この過料は刑事事件とは異なり、短期に容易に処分が下される。


<最低賃金の論議が、ますます盛んになってきた>
ちなみに、デンマークは28ドル/時間、日本円に直すと 月額約34万円で、最高額のようだが税率は50%、ただし税金は自己申告制とのこと。2005年数値の比較研究によると、日本が一時間あたり5.19ドル、米国5.15ドル、フランスが8.05ドル、イギリスが8.91ドルとのことだ。最低賃金はその国の社会制度とリンクしているものであるから、一概に高い安いと判断できるものではない。終戦後しばらく日本では失業対策事業の賃金が最低として重要視された。ニコヨンという日雇労働者の呼び名は、日額賃金が204円であった時代の社会運動・労働組合運動から言われだしたものだ。生活保護と最低賃金の比較も話題になっているが、労働基準法11条の賃金の定義には「労働の対償」といった辞書にも出てこない言葉が出て来るが、これは生活保護よりも金額が多いことを想定して法律条文化した歴史的事実を見落としてはならないのだ。


<教育再生の話題>
がぼんやりしているのだが、日本人の能力開発、高文化水準の維持を考えると、将来の日本経済を支える主要な柱であることは間違いない。江戸時代まで日本の流通経済を支えていた近江商人の地方では、室町時代には読み書き教育を行っていた形跡があり、江戸時代初期には奥深い山村集落に至るまで「寺子屋」のような組織的教育を行ない、子供達の職業能力を養っていた。

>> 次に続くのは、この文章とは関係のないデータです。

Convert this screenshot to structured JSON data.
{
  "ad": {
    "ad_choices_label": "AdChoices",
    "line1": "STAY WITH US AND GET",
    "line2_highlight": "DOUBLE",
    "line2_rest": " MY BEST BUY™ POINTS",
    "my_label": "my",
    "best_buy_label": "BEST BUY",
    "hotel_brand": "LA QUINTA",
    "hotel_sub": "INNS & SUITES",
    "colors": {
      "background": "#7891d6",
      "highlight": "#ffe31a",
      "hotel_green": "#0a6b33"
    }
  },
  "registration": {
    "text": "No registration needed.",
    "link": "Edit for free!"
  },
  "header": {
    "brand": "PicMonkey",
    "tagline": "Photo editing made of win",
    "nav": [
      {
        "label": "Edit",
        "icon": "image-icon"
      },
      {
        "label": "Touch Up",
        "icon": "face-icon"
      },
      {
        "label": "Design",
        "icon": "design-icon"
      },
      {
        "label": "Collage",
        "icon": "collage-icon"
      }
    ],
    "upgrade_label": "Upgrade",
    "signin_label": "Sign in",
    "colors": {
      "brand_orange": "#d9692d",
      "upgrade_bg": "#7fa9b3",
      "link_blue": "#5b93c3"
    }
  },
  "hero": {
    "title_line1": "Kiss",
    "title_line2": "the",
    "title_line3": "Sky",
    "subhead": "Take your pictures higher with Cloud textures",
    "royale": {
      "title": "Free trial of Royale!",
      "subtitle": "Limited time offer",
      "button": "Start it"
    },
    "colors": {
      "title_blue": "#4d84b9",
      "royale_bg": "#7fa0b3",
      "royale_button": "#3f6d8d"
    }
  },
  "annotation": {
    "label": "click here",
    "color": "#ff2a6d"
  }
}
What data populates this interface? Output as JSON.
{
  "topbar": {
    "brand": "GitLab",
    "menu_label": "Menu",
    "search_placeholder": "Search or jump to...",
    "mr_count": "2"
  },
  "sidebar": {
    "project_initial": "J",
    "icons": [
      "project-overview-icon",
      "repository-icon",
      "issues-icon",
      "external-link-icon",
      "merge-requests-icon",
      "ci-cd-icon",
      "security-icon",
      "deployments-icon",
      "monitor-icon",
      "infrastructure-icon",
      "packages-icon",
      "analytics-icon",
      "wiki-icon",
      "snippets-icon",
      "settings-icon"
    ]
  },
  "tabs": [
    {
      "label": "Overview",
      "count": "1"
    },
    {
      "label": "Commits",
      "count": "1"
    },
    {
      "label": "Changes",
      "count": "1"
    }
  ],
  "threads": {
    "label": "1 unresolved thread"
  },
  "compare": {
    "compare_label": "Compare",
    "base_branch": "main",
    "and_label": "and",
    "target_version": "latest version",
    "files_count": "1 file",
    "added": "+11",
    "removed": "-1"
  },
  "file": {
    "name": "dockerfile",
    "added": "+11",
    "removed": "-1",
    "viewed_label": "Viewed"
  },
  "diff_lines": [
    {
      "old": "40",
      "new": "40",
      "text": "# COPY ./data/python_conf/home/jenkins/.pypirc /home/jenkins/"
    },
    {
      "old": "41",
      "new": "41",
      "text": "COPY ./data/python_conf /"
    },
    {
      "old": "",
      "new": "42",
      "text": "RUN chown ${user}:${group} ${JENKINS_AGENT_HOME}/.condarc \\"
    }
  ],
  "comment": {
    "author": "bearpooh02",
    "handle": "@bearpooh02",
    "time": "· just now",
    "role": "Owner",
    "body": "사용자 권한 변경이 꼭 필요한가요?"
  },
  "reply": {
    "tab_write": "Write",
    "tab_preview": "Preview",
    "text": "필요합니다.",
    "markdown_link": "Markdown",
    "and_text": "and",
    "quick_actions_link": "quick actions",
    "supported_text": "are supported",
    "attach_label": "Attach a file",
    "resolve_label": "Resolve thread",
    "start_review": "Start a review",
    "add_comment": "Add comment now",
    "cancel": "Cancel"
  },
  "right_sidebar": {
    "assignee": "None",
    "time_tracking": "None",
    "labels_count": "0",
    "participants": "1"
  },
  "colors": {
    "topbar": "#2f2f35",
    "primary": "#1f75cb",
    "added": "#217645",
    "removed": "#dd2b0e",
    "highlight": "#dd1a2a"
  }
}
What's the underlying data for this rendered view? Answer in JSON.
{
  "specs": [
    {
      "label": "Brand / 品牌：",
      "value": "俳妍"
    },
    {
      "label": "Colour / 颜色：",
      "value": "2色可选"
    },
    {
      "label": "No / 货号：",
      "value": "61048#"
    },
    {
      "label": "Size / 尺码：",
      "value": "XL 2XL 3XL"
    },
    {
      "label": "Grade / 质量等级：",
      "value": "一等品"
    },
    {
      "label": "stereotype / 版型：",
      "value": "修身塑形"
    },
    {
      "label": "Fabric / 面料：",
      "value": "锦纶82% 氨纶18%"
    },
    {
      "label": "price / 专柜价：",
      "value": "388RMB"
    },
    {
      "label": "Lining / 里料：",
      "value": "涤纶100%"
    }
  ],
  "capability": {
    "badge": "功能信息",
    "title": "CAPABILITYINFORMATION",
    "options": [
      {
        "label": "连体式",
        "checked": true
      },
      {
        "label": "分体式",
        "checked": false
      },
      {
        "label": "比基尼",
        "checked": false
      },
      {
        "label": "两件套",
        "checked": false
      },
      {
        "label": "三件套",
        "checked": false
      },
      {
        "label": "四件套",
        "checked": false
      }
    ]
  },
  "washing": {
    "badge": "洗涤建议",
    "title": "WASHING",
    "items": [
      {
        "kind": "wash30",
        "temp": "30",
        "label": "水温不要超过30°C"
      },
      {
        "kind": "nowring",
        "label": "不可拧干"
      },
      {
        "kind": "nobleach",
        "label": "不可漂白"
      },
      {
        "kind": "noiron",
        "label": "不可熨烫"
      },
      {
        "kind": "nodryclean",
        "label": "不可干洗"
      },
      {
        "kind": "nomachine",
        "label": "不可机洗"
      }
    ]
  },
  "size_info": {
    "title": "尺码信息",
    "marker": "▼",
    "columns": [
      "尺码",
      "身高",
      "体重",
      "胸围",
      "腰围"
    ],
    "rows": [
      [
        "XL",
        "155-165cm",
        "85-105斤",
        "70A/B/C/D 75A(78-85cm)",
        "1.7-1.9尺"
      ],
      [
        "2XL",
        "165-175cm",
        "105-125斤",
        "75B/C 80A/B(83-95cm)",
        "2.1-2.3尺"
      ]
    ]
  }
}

ところで、ある調査によると、私立学校の子供一人当たりの学費の平均は年間85万円程度で、公立学校の場合は年間160万円程度の計算になるとのことである。そこまでの費用をかける積算見積もりが不明なのである。これを分析して、林省之助(関西大学)という教育者は、生徒数20人の街の民間小学校を認可して、そこに就学する子供に対し保護者を通じた年間100万円ほどの就学援助金を国が使用目的を限定して援助すればどうかという構想を披露している。高付加価値製品とか高水準サービスの商品を提供することに活路を見いだす日本の経済を担う子供たちに、その基礎力をつける教育方針を、如何に見いだすかとの議論に、一石を投じている。